Los asesinatos en Colombia por razones políticas, las personas desaparecidas, desterradas y los costos de la guerra en términos sociales, económicos, culturales y éticos configuran una catástrofe que será heredada por las nuevas generaciones de esta nación latinoamericana si no se actúa de manera decidida para buscar una solución política al conflicto.
Quienes firmamos esta carta consideramos que el conflicto colombiano no se resuelve con más guerra. Creemos que es necesario allanar el camino que conduzca a que sean reconocidos los derechos del pueblo colombiano a tener una vida digna, en paz y en democracia. En consecuencia demandamos al Estado colombiano y a la insurgencia armada para que en una demostración de voluntad real de paz configuren el escenario idóneo para adelantar inmediatamente conversaciones.

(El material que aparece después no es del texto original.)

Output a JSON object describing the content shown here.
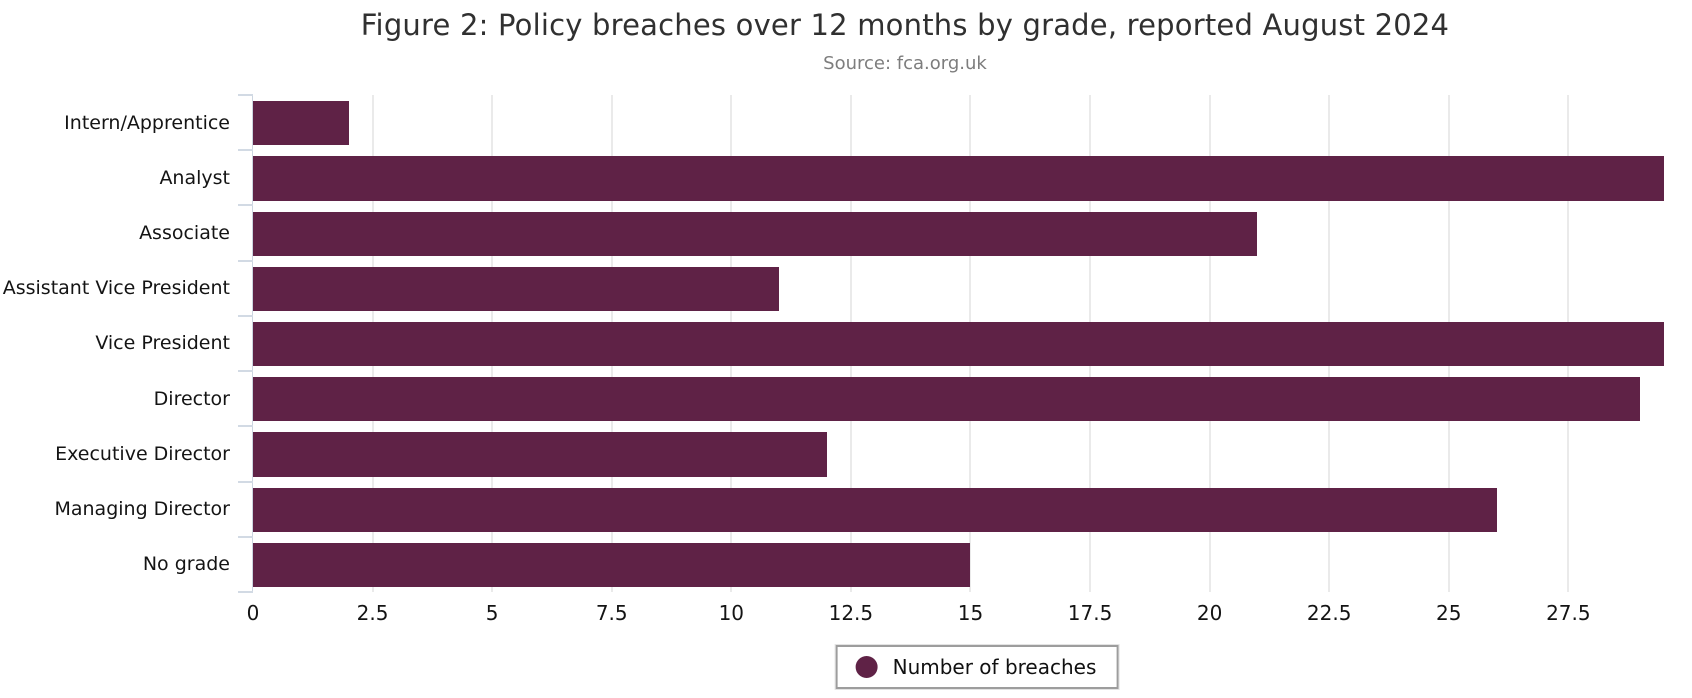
{
  "chart_data": {
    "type": "bar",
    "orientation": "horizontal",
    "title": "Figure 2: Policy breaches over 12 months by grade, reported August 2024",
    "subtitle": "Source: fca.org.uk",
    "categories": [
      "Intern/Apprentice",
      "Analyst",
      "Associate",
      "Assistant Vice President",
      "Vice President",
      "Director",
      "Executive Director",
      "Managing Director",
      "No grade"
    ],
    "series": [
      {
        "name": "Number of breaches",
        "values": [
          2,
          29.5,
          21,
          11,
          29.5,
          29,
          12,
          26,
          15
        ]
      }
    ],
    "legend_label": "Number of breaches",
    "legend_position": "bottom-center",
    "xlabel": "",
    "ylabel": "",
    "xlim": [
      0,
      29.5
    ],
    "xticks": [
      0,
      2.5,
      5,
      7.5,
      10,
      12.5,
      15,
      17.5,
      20,
      22.5,
      25,
      27.5
    ],
    "grid": "vertical-only",
    "colors": {
      "bar": "#5f2246",
      "gridline": "#eaeaea",
      "axis": "#ccd5e0",
      "title_text": "#303030",
      "subtitle_text": "#7d7d7d",
      "tick_text": "#141414"
    }
  }
}
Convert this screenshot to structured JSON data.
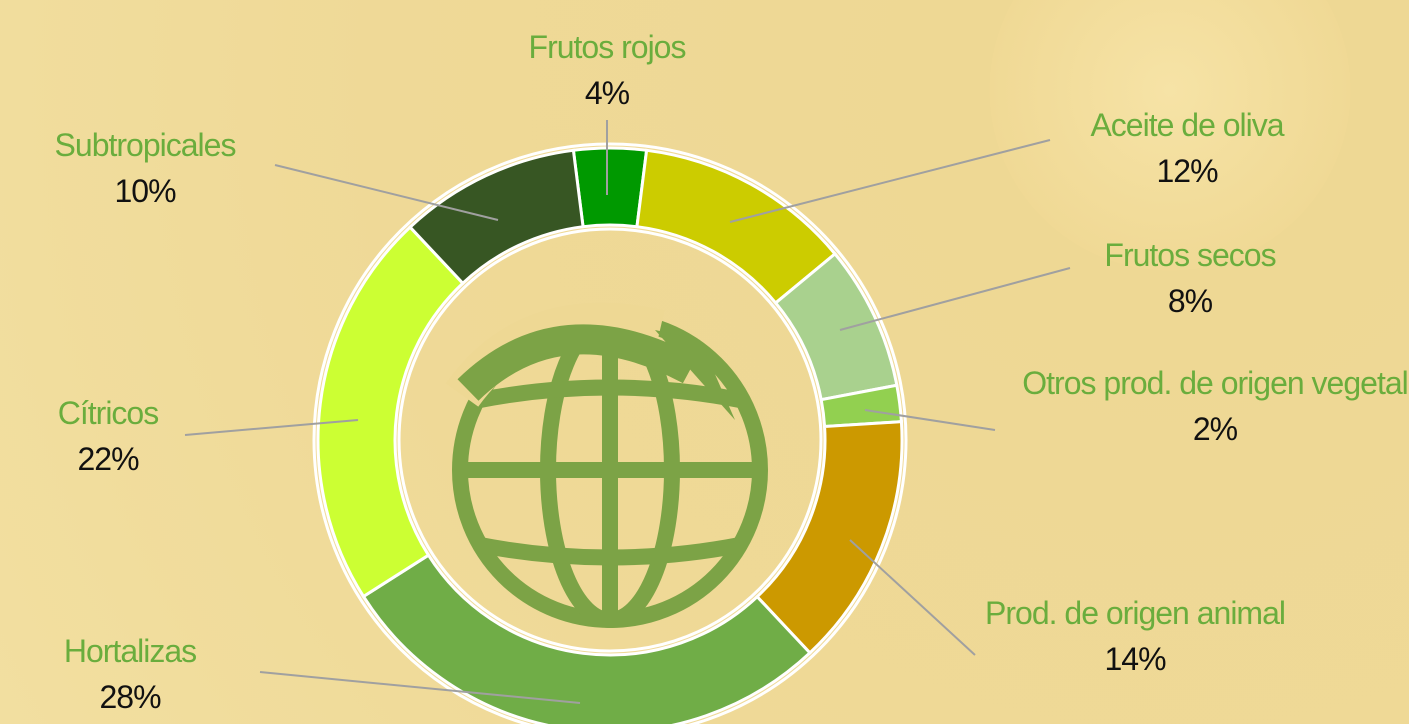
{
  "chart_data": {
    "type": "donut",
    "categories": [
      "Frutos rojos",
      "Aceite de oliva",
      "Frutos secos",
      "Otros prod. de origen vegetal",
      "Prod. de origen animal",
      "Hortalizas",
      "Cítricos",
      "Subtropicales"
    ],
    "values": [
      4,
      12,
      8,
      2,
      14,
      28,
      22,
      10
    ],
    "value_labels": [
      "4%",
      "12%",
      "8%",
      "2%",
      "14%",
      "28%",
      "22%",
      "10%"
    ],
    "colors": [
      "#009900",
      "#cccc00",
      "#a9d18e",
      "#92d050",
      "#cc9900",
      "#70ad47",
      "#ccff33",
      "#375623"
    ]
  }
}
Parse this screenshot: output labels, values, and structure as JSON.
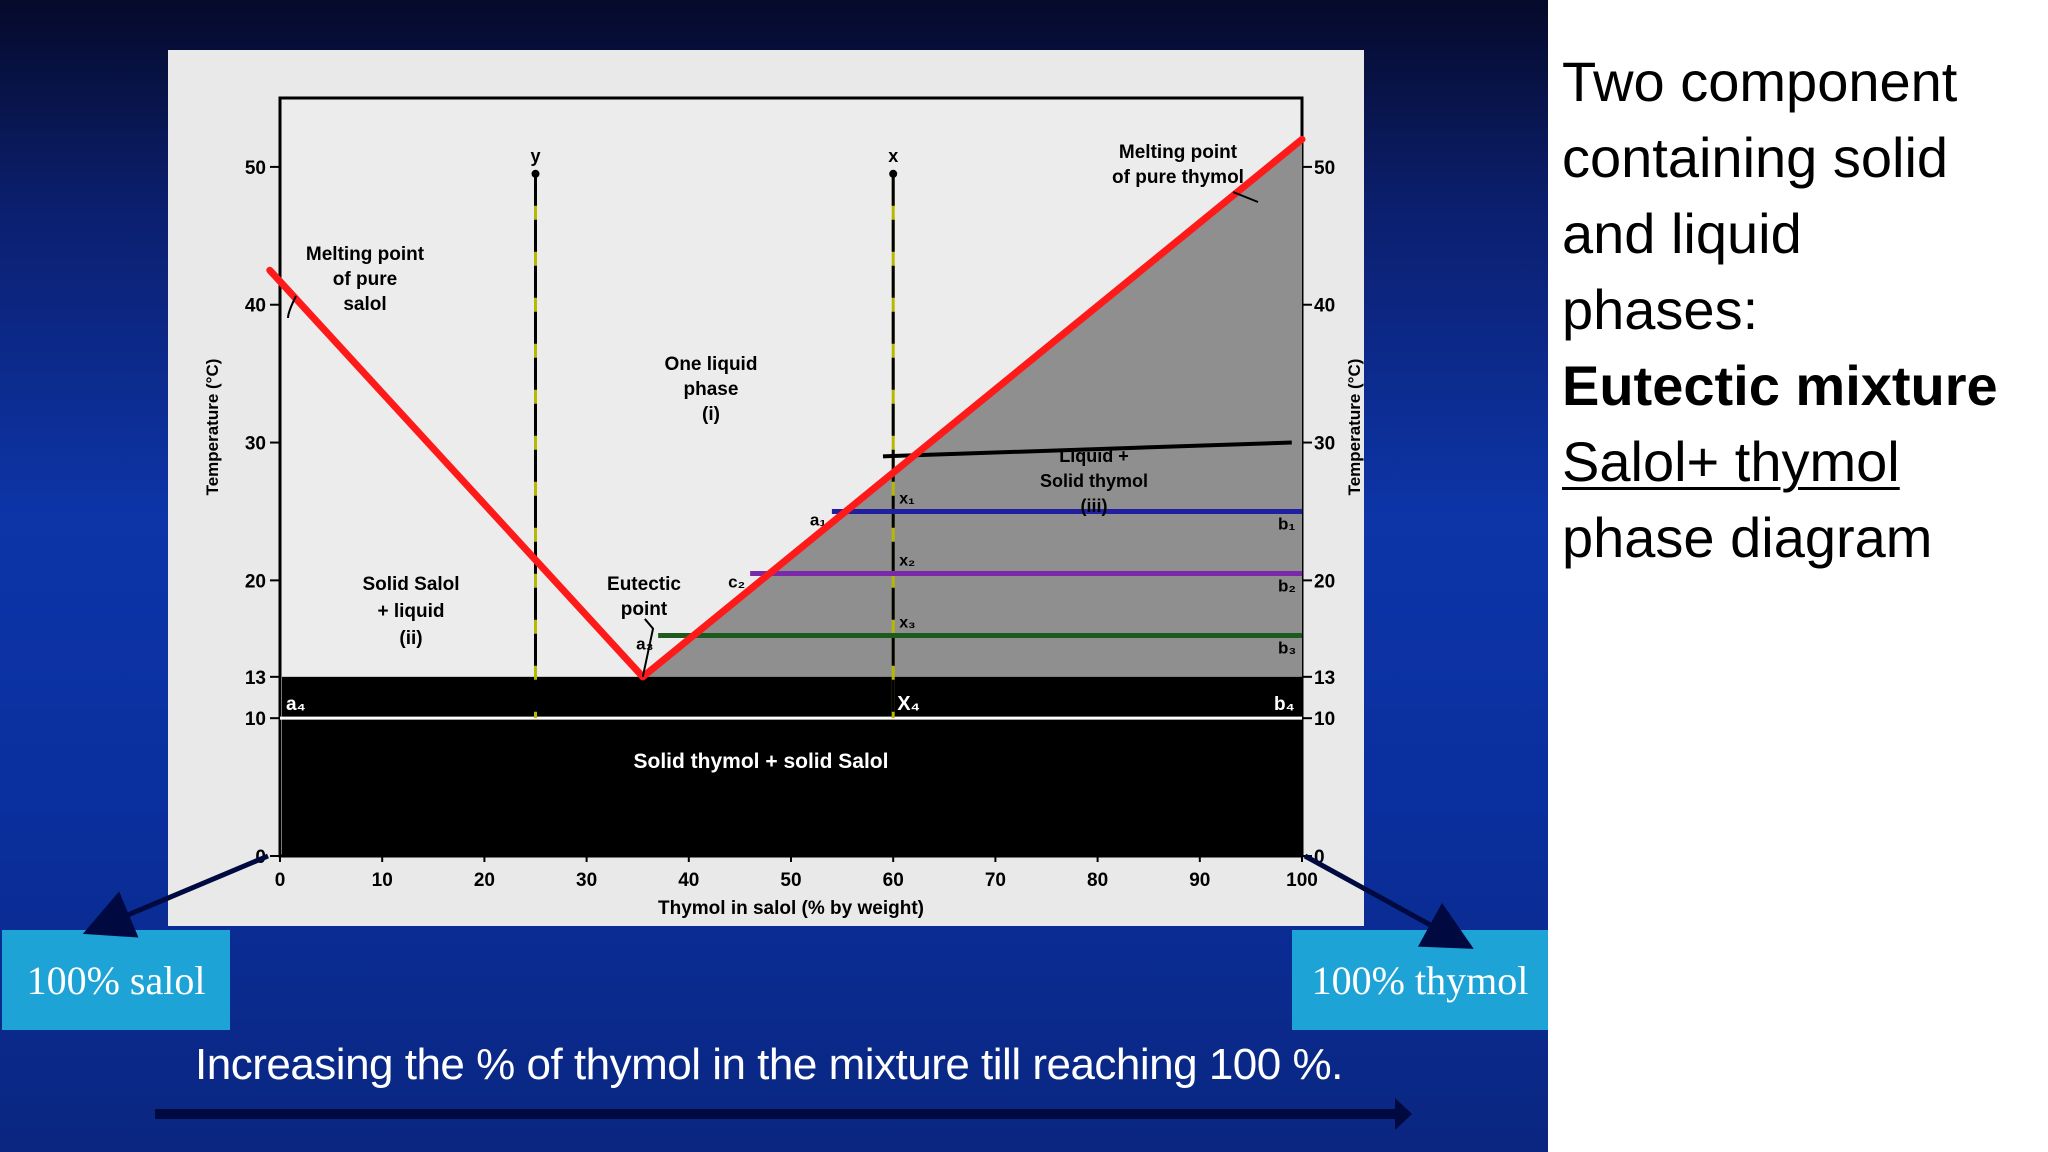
{
  "slide": {
    "side_title_lines": [
      "Two component",
      "containing solid",
      "and liquid",
      "phases:"
    ],
    "side_bold": "Eutectic mixture",
    "side_underlined": "Salol+ thymol",
    "side_last": "phase diagram",
    "callout_left": "100% salol",
    "callout_right": "100% thymol",
    "caption": "Increasing  the % of  thymol  in the mixture till reaching 100 %."
  },
  "chart_data": {
    "type": "line",
    "xlabel": "Thymol in salol (% by weight)",
    "ylabel": "Temperature (°C)",
    "ylabel_right": "Temperature (°C)",
    "xlim": [
      0,
      100
    ],
    "ylim": [
      0,
      55
    ],
    "x_ticks": [
      "0",
      "10",
      "20",
      "30",
      "40",
      "50",
      "60",
      "70",
      "80",
      "90",
      "100"
    ],
    "y_ticks_left": [
      "0",
      "10",
      "13",
      "20",
      "30",
      "40",
      "50"
    ],
    "y_ticks_right": [
      "0",
      "10",
      "13",
      "20",
      "30",
      "40",
      "50"
    ],
    "series": [
      {
        "name": "",
        "points": [
          [
            -1,
            42.5
          ],
          [
            35.5,
            13
          ]
        ],
        "color": "#ff1a1a"
      },
      {
        "name": "",
        "points": [
          [
            35.5,
            13
          ],
          [
            100,
            52
          ]
        ],
        "color": "#ff1a1a"
      }
    ],
    "tie_lines": [
      {
        "y": 25,
        "x_start": 54,
        "x_end": 100,
        "color": "#1f1fa0",
        "left_label": "a₁",
        "right_label": "b₁",
        "center_label": "x₁"
      },
      {
        "y": 20.5,
        "x_start": 46,
        "x_end": 100,
        "color": "#7a2aa8",
        "left_label": "c₂",
        "right_label": "b₂",
        "center_label": "x₂"
      },
      {
        "y": 16,
        "x_start": 37,
        "x_end": 100,
        "color": "#1e5a1e",
        "left_label": "a₃",
        "right_label": "b₃",
        "center_label": "x₃"
      }
    ],
    "extra_line": {
      "x_start": 59,
      "y_start": 29,
      "x_end": 99,
      "y_end": 30,
      "color": "#000000"
    },
    "verticals": [
      {
        "x": 25,
        "label": "y",
        "y_top": 49.5
      },
      {
        "x": 60,
        "label": "x",
        "y_top": 49.5
      }
    ],
    "solid_band": {
      "y_top": 13,
      "y_bottom": 0
    },
    "white_line_y": 10,
    "labels": {
      "melting_salol": [
        "Melting point",
        "of pure",
        "salol"
      ],
      "melting_thymol": [
        "Melting point",
        "of pure thymol"
      ],
      "one_liquid": [
        "One liquid",
        "phase",
        "(i)"
      ],
      "solid_salol": [
        "Solid Salol",
        "+ liquid",
        "(ii)"
      ],
      "eutectic": [
        "Eutectic",
        "point"
      ],
      "liquid_solid": [
        "Liquid +",
        "Solid thymol",
        "(iii)"
      ],
      "solid_both": "Solid thymol + solid Salol",
      "a4": "a₄",
      "b4": "b₄",
      "x4": "X₄"
    }
  }
}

La paz es un asunto de todas y de todos que no atañe únicamente a la guerrilla y al Estado. La participación de la sociedad colombiana en su conjunto es un requisito indispensable para construir una paz duradera.
Apoyamos a quienes desde diferentes sectores, desde diferentes partes del mundo, se vienen movilizando para alcanzar una solución política al conflicto porque será la participación activa de la sociedad la que ayude a construir alternativas que dinamicen la consecución de la paz y el ejercicio pleno de los derechos humanos.